St. Alban's Episcopal Church recently installed a statue in the wealthy town of Davidson, North Carolina that has sparked a controversy among the residents: A statue of Jesus as a homeless man. The church bought the statue — which cost a whopping $22,000 — as a memorial for Kate McIntyre, a former parishioner with a fondness for public art. Despite the good intentions behind the installation, the statue has divided many residents who consider it an insult to Jesus' image.

David Boraks, editor of, told NPR that one woman initially thought it was a real homeless person and called the police, while another resident wrote letter to the editor about how much the statue "creeped him out."

But the church's rector, Rev. David Buck, believes that the controversy over the statue reflects its importance.

"This is a relatively affluent church, to be honest, and we need to be reminded ourselves that our faith expresses itself in active concern for the marginalized of society," he told NPR. "We believe that that's the kind of life Jesus had. He was, in essence, a homeless person."

The statue's creator, Canadian sculptor Timothy Schmalz, also said that the statue was meant to "challenge people."

"There's been this blind spot in representation of Jesus in artwork. There's only one Jesus out there, and that's the perfect Jesus — this perfect person in physical form," he told DNAInfo. "My sculpture is not some sugar-cream version of Jesus. It's as raw and powerful as the gospel itself."

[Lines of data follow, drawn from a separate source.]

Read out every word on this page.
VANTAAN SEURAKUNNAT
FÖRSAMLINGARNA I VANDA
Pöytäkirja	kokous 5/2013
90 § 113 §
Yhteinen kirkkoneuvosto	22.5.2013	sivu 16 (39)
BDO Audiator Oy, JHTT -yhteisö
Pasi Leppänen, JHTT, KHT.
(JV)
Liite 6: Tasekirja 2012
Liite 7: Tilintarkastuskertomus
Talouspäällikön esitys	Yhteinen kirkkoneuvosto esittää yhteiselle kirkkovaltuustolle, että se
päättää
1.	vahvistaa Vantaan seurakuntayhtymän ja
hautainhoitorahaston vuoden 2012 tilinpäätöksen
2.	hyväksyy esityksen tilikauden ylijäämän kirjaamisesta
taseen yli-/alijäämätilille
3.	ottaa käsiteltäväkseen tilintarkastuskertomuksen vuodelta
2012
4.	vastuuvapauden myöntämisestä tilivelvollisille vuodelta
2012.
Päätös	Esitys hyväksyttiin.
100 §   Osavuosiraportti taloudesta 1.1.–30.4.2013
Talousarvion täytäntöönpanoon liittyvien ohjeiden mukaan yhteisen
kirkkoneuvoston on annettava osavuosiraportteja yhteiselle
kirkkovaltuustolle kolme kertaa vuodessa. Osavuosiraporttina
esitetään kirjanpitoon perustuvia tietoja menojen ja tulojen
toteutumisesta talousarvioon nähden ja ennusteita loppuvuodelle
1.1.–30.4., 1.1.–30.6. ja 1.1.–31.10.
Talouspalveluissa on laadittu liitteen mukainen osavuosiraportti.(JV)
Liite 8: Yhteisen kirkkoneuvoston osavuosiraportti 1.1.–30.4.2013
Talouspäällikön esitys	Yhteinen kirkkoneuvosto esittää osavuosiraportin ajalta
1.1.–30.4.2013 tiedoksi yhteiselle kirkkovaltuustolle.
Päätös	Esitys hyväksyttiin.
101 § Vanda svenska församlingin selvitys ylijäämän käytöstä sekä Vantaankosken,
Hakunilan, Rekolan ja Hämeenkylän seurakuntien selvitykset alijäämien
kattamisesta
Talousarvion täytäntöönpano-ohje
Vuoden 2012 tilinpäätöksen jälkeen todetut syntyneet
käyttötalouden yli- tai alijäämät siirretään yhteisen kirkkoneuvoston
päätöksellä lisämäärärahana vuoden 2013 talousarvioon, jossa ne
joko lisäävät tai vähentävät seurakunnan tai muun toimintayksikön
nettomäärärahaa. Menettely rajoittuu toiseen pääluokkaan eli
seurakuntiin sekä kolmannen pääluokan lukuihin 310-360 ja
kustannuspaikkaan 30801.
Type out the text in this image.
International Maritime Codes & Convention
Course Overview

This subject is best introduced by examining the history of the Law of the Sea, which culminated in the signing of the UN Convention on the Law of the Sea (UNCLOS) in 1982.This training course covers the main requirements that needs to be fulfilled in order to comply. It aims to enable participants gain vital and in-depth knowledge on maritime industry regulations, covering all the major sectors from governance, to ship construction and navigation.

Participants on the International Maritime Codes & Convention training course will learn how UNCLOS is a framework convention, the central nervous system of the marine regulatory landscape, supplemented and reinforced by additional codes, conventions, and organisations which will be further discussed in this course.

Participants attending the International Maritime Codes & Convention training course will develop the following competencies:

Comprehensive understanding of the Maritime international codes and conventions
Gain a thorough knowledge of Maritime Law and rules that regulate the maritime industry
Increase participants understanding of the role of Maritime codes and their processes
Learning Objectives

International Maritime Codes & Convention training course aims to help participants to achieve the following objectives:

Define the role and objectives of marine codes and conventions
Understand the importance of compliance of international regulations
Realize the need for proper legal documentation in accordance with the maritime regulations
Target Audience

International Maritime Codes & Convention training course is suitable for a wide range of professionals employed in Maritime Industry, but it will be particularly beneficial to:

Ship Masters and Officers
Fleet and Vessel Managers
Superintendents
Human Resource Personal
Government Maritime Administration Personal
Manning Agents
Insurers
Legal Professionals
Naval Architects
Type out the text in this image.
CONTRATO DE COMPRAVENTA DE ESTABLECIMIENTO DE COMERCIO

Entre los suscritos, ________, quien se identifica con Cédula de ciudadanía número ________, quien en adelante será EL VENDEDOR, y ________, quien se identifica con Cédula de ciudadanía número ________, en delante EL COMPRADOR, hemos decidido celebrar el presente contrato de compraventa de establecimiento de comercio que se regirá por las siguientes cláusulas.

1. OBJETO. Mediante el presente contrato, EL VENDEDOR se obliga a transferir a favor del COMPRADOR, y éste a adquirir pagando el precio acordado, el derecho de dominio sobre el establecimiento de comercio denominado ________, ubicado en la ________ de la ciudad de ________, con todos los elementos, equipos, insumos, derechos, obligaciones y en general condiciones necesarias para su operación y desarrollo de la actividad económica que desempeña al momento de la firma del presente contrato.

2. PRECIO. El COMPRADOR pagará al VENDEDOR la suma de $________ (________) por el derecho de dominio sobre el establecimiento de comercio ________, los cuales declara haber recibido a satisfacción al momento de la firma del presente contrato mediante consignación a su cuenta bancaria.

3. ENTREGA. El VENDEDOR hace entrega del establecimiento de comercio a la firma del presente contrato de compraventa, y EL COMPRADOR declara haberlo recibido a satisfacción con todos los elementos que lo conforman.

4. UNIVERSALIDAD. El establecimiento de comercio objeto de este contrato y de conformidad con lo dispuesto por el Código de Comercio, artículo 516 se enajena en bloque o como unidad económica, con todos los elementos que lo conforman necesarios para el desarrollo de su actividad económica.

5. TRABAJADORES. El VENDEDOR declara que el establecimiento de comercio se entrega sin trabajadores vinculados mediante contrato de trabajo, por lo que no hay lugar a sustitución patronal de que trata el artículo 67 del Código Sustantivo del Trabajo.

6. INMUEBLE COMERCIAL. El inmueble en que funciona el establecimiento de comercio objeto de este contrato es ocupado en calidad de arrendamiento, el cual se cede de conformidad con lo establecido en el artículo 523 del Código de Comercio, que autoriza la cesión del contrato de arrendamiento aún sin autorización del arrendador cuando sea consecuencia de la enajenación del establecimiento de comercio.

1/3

Located on a bench next to the church, the statue is a very atypical depiction of Jesus — his face isn't visible, and he isn't sitting upright. Rather, he's lying in a fetal position on the bench and covered in a long blanket that almost entirely covers his face as well as his hands.

So how is this a statue of Jesus? The answer lies in the statue's uncovered feet, which shows his crucifixion wounds, and anyone who sits on the bench space next to the statue's feet will immediately notice.

Two churches had previously turned down the statue, including New York's St. Patrick's Cathedral and Toronto's St. Michael's. While both cathedrals had cited renovations as a reason for turning down the statue, a spokesperson for St. Michael's also said that there hadn't been "unanimous" appreciation for the statue.

Now that the statue has made its mark in Davidson, Chicago may soon also have its statue of a homeless Jesus, coordinated by the Catholic Charities of Chicago.